The Transcendence of Religious Music -- Martin E. Marty

Religion in public life shows up not just in politics, but also in the concert hall

By Martin E. Marty|April 9, 2001

Religion in public life shows up not just in politics, but also in the concert hall. The week of Passover and Easter offers chances to assess it.

 

A close-up sighting: this Wednesday at the University of Chicago's Rockefeller Chapel, the world-renowned Vermeer Quartet and seven of us Chicago-renowned homilists will team to "do" Haydn's "Seven Last Words of Christ." This string quartet-with-reflections will also be broadcast live, on Good Friday evening, on Chicago's (only remaining!) good music station.

 

So? So many in the audience/congregation will be Jews. The first violinist is Jewish. And a rabbi will reflect on one of the seven words from the center of Christian piety.

 

The violinist participates out of respect for the genius of Haydn, and no doubt also out of an awareness of how music at its height and faith at its depth interact. The rabbi gives up none of his Jewishness as he ponders Jesus the Jew, whose followers from gospel-writing times until today have created so many problems for Jews.

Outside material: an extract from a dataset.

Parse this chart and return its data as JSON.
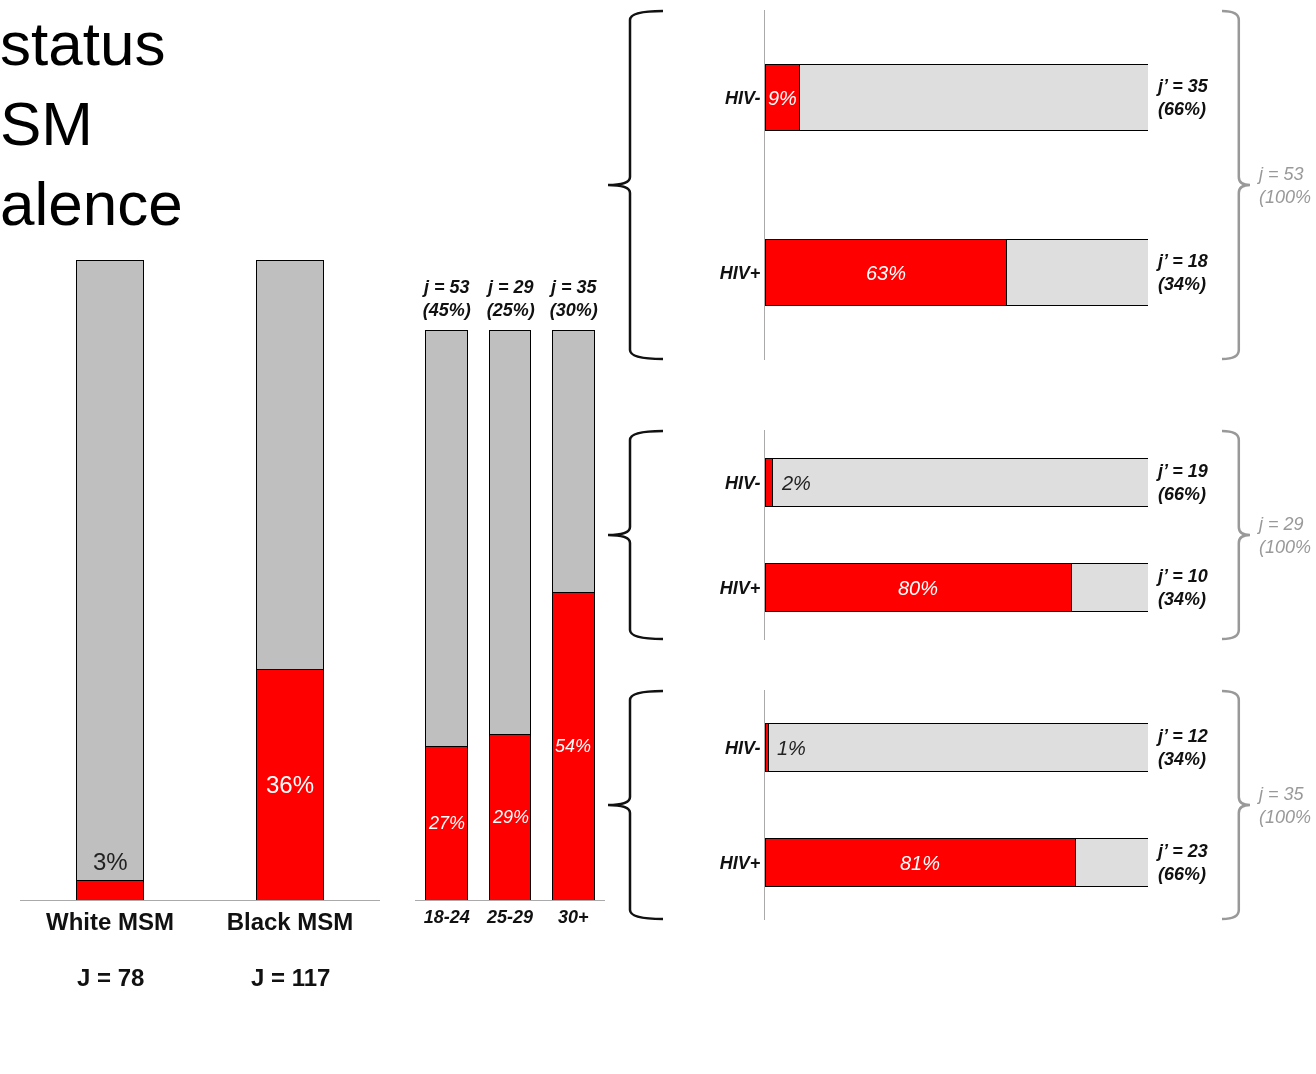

When Christian meditations or symbols are imposed on Jews (and others) in public school classrooms or on the courthouse lawn, their only reaction can be resentment. In free circumstances, however, the faiths can, without compromise, celebrate each others' integrity.

 

A second sighting, a bit less close to home: the New Yorker and the New York Times join other reviewing media in reporting on ten-minute standing ovations in Stuttgart and Boston for -- can you believe this? -- NEW music. Osvaldo Golijov, an Argentine of Russian Jewish descent who now lives in Boston, had to borrow a New Testament to script his "La Pasion Segun San Marcos." We supped with this 39-year-old a year ago and hope to consult and conspire with him in the future. Our conversation led to pondering: what was it that made it possible for him to get interior to the meanings of the passion, as did Haydn, as will the Vermeer Quartet, as did James Levine who conducted in Boston? Let Golijov's music provide the answer where words cannot.

 

The New York Times (Feb. 18) notices a larger phenomenon at work: "How are we to explain the current explosion of musical Christianity: Masses, Passions and oratorios by God-obsessed composers, it would seem, from every continent? Where has all the worshipful rhetoric come from, given that its creators are in large part lapsed Christians, those with whom faith never took hold, or aggressive atheists?"

 

We can't answer that, but we can answer that what often holds back such God-obsessed artistic ventures is any attempt to impose God on publics. Let freedom ring, also in the concert hall. Alex Ross in the New Yorker (March 5) hears the Kaddish at the end of Golijov's work, "and the centuries have slipped away like sand."